By Fresno City Councilman Clint Olivier
Fresno made its official entry into the post-Prop. 64 world in November of last year when voters overwhelmingly approved Measure A, the city’s cannabis tax, with a whopping 71 percent of the vote. In December, the city council approved regulations for licensed cannabis outlets, meaning California’s fifth-largest city is finally coming online.
One of the emerging topics for elected officials, industry players, and activists in Fresno is the topic of social equity in cannabis, and the role it should play in the new industry. Social equity is the term that describes policies that attempt to offset the injustices done to individuals throughout the decades of the War on Drugs – the majority of those adversely affected being People of Color and those of limited economic means. Four California cities have already adopted social equity programs: Oakland, San Francisco, Sacramento and Los Angeles.
The spirit and purpose of social equity, according to Marijuana Business Daily, is “to bring more minorities and economically disadvantaged individuals into the state’s cannabis industry.” MBD continues: “The new initiatives are generating high hopes among supporters – and harsh criticism from marijuana industry insiders who believe the programs have unleashed more problems than remedies.”
In Fresno, a city with a population of nearly 530,000, a small but dedicated group of people, doing double-duty as pro-cannabis advocates as well as equity-in-cannabis activists, have put in long hours to keep pressure on city hall to include some kind of social equity element as part of any policy. The regulations have been adopted, but they’re waiting to find out what happens next.
At least one councilmember has already called for the city to do more to expand equity opportunities, hinting that a more robust, or onerous (depending on how one views social equity), policy may be on its way in 2019.
However, Fresno may have found the sweet spot that might equally satisfy and frustrate those on each side of the issue. Without specifically using the term per se, Fresno has taken three major steps to provide for social equity:
First, the city’s new regulations eliminate barriers to entry for anyone with prior cannabis convictions. The city council believes it’s important that people with previous cannabis criminal convictions be allowed to participate in the new industry. Those individuals will be allowed to hold any positions within the industry in Fresno, ranging from front desk clerk to owner.
Second, the city’s cannabis tax measure provides for the creation of a “Community Benefit Fund,” which allocates 10% of all tax revenue for neighborhood revitalization in and around locations where cannabis companies of all types are operating. What’s more, the fund will be overseen by a panel of appointees from the neighborhoods themselves. The idea is to use the money to mitigate any effects the businesses may have in the communities in which they are located, and encourage public participation and dialogue about cannabis in Fresno.
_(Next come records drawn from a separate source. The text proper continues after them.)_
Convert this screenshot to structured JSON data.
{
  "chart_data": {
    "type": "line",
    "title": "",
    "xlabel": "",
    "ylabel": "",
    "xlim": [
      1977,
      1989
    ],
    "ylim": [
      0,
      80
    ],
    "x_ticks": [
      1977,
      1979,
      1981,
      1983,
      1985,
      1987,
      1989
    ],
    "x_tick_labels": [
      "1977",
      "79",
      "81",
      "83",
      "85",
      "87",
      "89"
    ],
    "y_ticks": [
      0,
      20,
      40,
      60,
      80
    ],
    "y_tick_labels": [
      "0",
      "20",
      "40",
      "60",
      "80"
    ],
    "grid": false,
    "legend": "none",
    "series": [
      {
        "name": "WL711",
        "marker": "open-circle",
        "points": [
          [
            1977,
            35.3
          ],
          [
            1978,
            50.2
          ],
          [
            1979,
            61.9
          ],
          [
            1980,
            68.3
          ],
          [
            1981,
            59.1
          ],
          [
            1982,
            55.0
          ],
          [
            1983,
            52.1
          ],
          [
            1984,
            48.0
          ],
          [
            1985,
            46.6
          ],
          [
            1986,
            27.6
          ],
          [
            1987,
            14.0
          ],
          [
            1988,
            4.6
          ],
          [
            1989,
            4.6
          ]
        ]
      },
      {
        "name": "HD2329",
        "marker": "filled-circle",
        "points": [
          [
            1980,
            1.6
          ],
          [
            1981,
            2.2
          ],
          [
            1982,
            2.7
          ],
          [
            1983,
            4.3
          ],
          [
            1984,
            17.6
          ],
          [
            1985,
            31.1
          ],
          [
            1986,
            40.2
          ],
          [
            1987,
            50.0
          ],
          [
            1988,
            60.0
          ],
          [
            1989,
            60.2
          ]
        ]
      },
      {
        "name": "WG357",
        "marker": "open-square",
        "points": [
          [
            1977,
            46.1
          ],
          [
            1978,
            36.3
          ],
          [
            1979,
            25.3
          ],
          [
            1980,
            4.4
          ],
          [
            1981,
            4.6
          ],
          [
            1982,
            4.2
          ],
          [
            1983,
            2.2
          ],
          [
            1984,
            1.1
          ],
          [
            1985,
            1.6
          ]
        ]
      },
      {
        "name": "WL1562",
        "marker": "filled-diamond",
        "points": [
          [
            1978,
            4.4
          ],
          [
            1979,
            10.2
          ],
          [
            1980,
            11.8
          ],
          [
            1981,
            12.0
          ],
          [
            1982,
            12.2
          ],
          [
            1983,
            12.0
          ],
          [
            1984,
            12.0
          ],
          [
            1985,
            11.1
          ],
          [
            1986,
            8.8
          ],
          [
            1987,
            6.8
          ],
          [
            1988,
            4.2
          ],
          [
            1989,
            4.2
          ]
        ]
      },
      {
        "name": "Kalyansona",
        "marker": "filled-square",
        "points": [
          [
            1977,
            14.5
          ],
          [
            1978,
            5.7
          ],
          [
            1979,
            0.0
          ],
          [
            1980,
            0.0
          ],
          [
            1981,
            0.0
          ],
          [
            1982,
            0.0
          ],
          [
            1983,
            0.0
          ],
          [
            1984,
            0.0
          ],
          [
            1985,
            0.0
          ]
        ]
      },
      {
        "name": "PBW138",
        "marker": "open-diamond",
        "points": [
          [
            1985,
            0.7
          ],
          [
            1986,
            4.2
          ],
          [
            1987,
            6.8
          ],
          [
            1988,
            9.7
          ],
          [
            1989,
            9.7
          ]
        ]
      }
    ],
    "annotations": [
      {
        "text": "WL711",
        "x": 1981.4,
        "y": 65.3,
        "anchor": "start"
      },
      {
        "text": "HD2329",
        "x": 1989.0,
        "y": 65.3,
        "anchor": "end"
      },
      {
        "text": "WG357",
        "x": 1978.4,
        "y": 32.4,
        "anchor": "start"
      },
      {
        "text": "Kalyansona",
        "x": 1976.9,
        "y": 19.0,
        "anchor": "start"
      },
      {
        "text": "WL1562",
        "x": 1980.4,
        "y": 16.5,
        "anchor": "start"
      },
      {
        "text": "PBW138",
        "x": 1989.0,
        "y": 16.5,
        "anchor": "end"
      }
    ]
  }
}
Lastly, the regulations require each prospective licensee to provide its own social equity element as part of the application. Nothing specific is called for. Applicants will be encouraged to be creative in formulating their equity pieces. Fresno is a diverse city with many different constituencies living in dozens of unique neighborhoods. It is hoped that by requiring each applicant to furnish its own equity plan, a variety of strategies as diverse as the city’s neighborhoods will be submitted. For example, an applicant may sponsor a employment training program for at-risk youth, while another may hire a fixed percentage of employees from disadvantaged neighborhoods. Funding an anti-drug education and interdiction program for kids could be another idea. The possibilities are endless. In the end, social equity could make the difference between competing proposals, when Fresno’s applications are being scored.
Fresno’s strategy provides a comprehensive way forward to mitigating any effects licensed cannabis businesses may have in neighborhoods. It will engage constituencies and will attempt to right at least some of the injustices of the failed War on Cannabis. The regulations are now in the hands of the city manager, who will spend the first half of the New Year transitioning America’s 34th largest city from a place where the illicit market thrives under prohibition, to a regulated market that will serve as a model for other cities in California and beyond. Stay tuned.
Fresno city council member Clint Olivier is the preeminent municipal Cannabis policy authority in California’s conservative Central Valley. Olivier began his advocacy in the post-Prop 64 environment with the challenges of both a city administration and council majority publicly opposed to cannabis licensing. Through coalition building and media outreach, Olivier changed hearts and minds, securing a unanimous 2017 vote to license retail outlets in Fresno, California’s fifth-largest city.